The International Monetary Fund (IMF) says the government’s Ghana CARES “Obaatanpa” programme has the potential to transform the country’s economy.
“Policy interventions in 2020 were also critical to safeguard livelihoods and paved the way for a faster rebound of economic activity. Real GDP growth is projected at 4.8% in 2021, driven by a rebound in mining and services. Inflation is expected to remain around the central bank’s target of 8% by end-2021.
“The CARES programme has the potential to be transformative and inclusive for the Ghanaian economy, buttressed by its emphasis on SMEs and digitalisation as well as leveraging the AfCFTA,” an IMF mission led by Carlo Sdralevich which held consultations under Article IV from 28 April to 12 May 2021 through virtual meetings said in a statement.
“Government interventions in 2020 also exacerbated pre-existing fiscal rigidities and public debt vulnerabilities. The government deficit, including energy and financial sector costs, reached 15.5% of GDP, while annual gross financing needs exceeded 20% of GDP. Public debt rose to 78% of GDP in 2020, from 64.4% in 2019, including ESLA of GHC7.63 billion in 2020,” the statement said.
The team also concluded that “The 2021 budget’s recent policy pivot towards fiscal consolidation is an important step in the right direction and a difficult one in a pandemic. Fiscal consolidation should be deepened and anchored around debt and debt service reduction to create space for social, health, and development spending.
According to the team, “Given the social and equity implications, fiscal consolidation should rely more on progressive revenue and spending measures, while guaranteeing fiscal support to the most vulnerable and social safety nets.

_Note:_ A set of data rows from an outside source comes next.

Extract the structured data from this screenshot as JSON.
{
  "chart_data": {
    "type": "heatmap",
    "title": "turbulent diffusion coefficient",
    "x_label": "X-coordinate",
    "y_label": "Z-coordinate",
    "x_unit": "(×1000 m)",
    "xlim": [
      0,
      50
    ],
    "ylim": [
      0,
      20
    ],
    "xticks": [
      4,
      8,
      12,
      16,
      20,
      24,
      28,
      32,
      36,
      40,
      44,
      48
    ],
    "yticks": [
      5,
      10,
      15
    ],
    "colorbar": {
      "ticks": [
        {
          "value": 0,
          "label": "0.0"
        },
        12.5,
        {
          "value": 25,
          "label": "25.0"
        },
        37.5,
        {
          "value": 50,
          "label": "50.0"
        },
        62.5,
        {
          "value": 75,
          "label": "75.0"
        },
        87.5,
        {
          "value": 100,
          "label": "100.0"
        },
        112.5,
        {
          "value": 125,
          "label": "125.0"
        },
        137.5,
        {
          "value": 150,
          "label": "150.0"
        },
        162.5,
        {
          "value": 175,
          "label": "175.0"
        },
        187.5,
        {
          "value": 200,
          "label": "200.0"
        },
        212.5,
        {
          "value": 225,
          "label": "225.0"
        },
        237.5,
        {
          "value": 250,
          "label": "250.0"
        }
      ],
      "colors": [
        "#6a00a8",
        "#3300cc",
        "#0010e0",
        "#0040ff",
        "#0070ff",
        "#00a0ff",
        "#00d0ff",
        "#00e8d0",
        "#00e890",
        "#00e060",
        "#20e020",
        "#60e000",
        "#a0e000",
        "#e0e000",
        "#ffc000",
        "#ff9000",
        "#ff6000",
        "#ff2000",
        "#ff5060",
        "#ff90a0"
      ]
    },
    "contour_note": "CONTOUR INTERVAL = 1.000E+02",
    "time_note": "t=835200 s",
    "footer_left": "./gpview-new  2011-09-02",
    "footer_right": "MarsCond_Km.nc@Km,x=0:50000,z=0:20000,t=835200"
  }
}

“Despite progress in rationalising power generation, the financial viability of the energy sector affects people’s daily life and will remain a drag on productivity and a driver of public debt if not addressed decisively. Improving efficiency and collections remains a priority to achieve substantial savings.”
The team said the planned audits of COVID-19 emergency spending and of arrears accumulated in 2020—in addition to routine budgetary reporting practices “are welcome as they will help account for the increase of spending and its effectiveness, and provide lessons to improve the robustness of public financial management systems.”